Social media: are we missing an opportunity?
I still remember my first time in New York, a long ago, it was 2001. It was stunning an unusual to see all those skyscrapers high in the sky, shining at the sunlight and giving that sense of infinity and possibility.
The same sense I felt when, later on, in 2010, I went to New York to look for an apartment: I was moving to the Big Apple, for work. But that second time something more caught my attention: the different races and the different people (for the way they dressed and the languages they were speaking. I immediately thought “wow – it must be beautiful to live here, it has to be such an incredible richness to be able to meet so many different people and come across so many different cultures. It’s such a continuous learning!
After a while, I noticed that opportunity was not actually a shared richness out there. Such different type of people actually lived their life in different groups, typically you can see groups of similar people. Some other groups take advantage of this diversity and learn about new cultures and exchange ideas with both like-minded people or people whose origins made them think in a different way.
As you know, I am on social media (I mean I work on social media and I use social media) since 14 years. In the beginning it was a somehow closed environment, because of the lack of Internet connection. It was not something commonly available in every house. Today there’s almost no house without internet – or at least, let’s say so, there’s almost no person who does not know about social media (and the majority, like it or not, are on social media).

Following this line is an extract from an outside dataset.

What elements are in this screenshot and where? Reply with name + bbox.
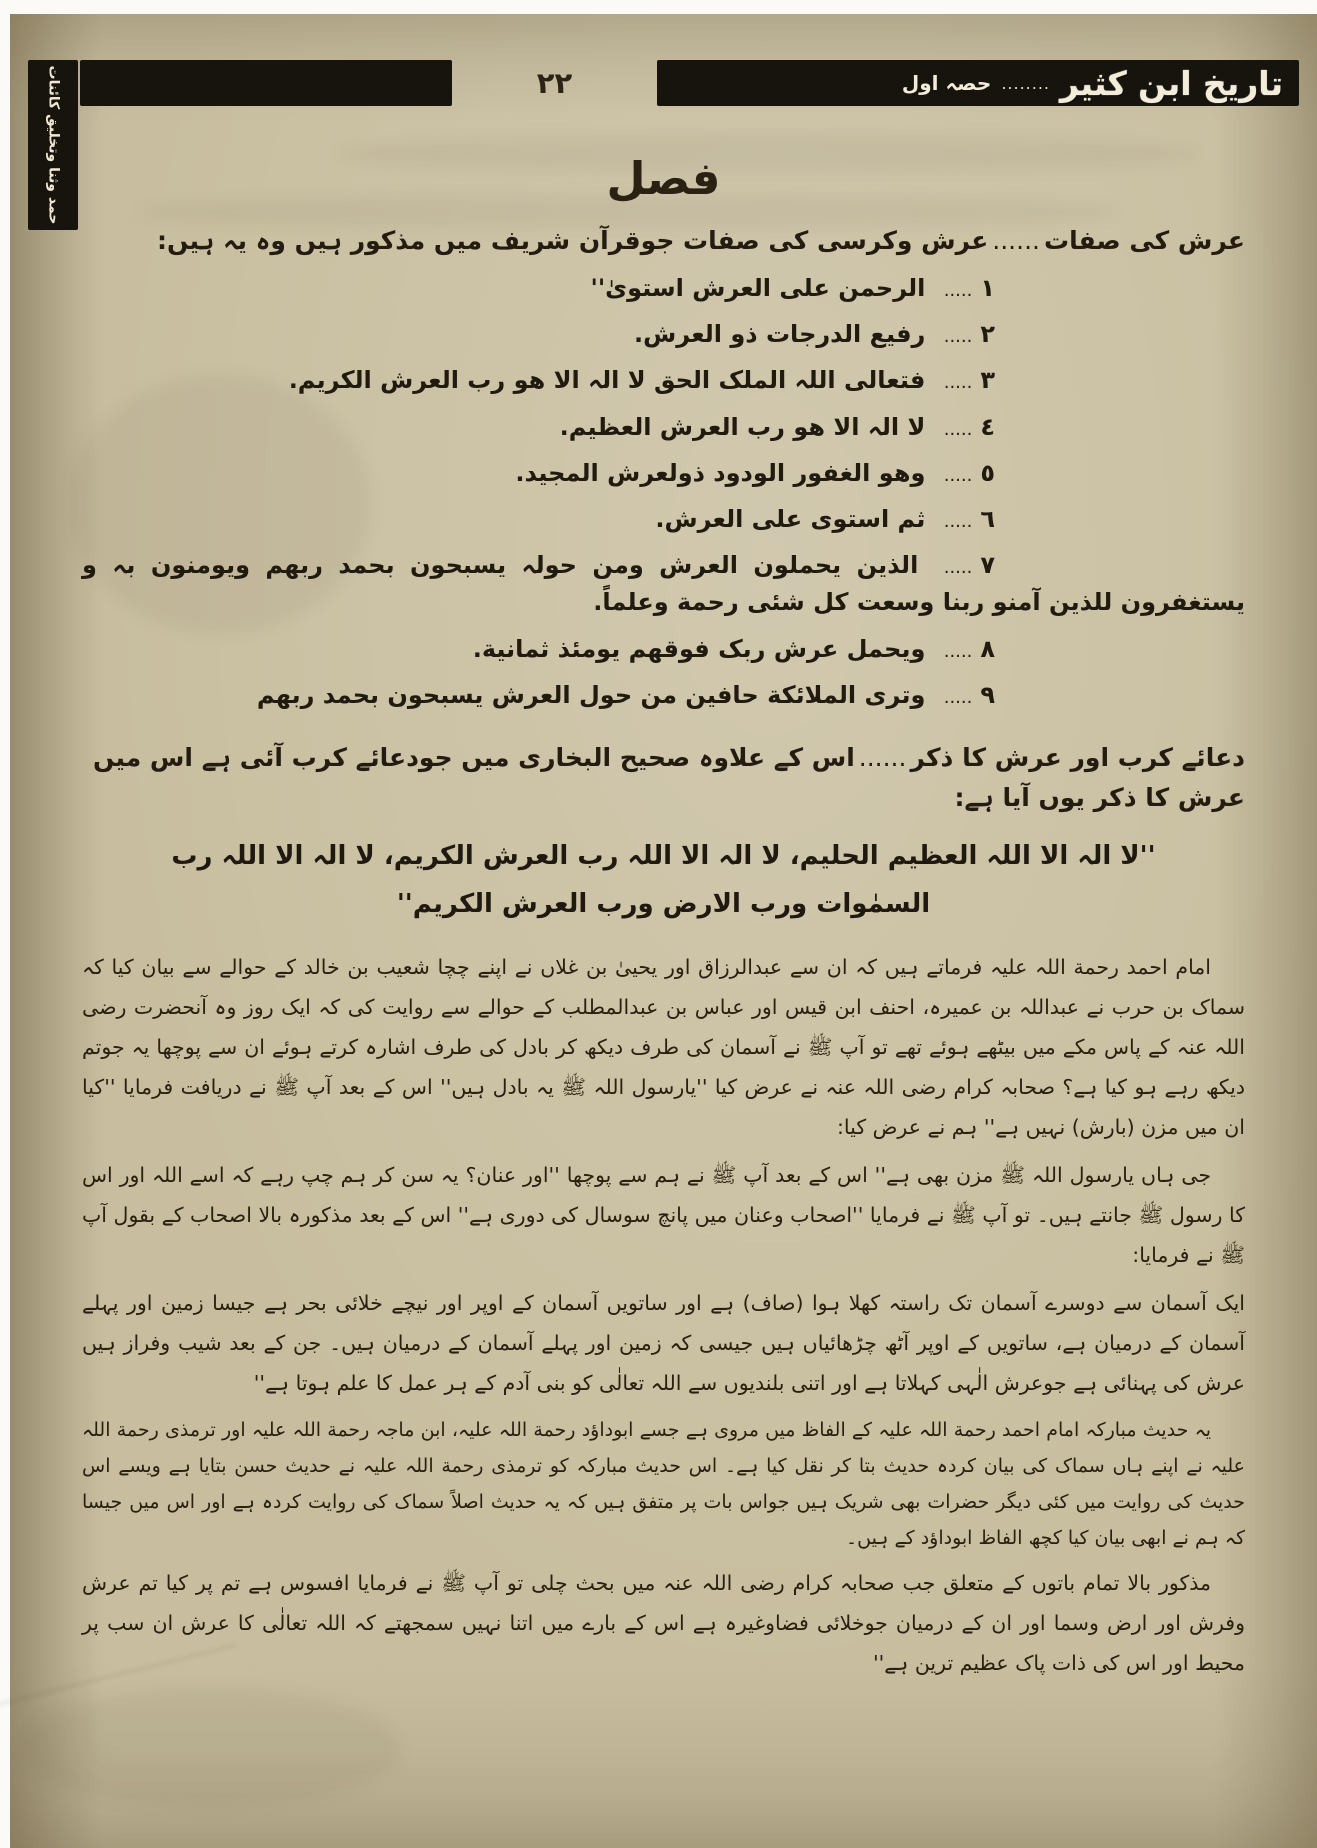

In the past few years I think on social media it’s happening something very similar to what I noticed in New York: we have multiple touch-points, brands and artists are out there, media are out there and you can (at least virtually) at your fingerprint: social media have helped people connect with what, back in the 80s or 90s, they were only used to get close in front on a TV screen, yet being on the other side of the screen, and with no chance to interact with them.
Some of those “on the other side” have ben pioneers of social media, despite the nature of their business/job was not tech-related. Those understood people were carving for a chance to interact and they also understood – like it happens in our everyday life, with our everyday relationships – how important is to listen, first, if you want to be listened to. Some of them understood that the key part of social media was the first word: “social”. People were in contact with media in the 80s, so that was nothing new.
But what it’s interesting to notice today on social media is the attitude of people. The way they interact. The way they interact with each other and with brands or with the media.
Try yourself: take a random page. Take a Facebook post of a random newspaper. Read comments.
I do this exercise from now and then. But I feel like I felt in New York when I saw that missed opportunity: people have a huge potential: they can learn from each other, they can share thoughts, they can tell what they think and appreciate now they have a chance to be part of what’s happening around them. But they – the majority of them – choose to be harsh, criticise everything. I was watching a video of a Japanese chef yesterday – so nothing related to politics, pollution, no animals or vegans. He was slicing a vegetable. No groups offended in any way.
Yet, someone commented it was pointless, or probably to expensive, after those cuts, to eat that vegetable. Seriously: are there out there any positive people left? Anybody interested in catching the opportunity of social media to build a better future instead of missing this opportunity?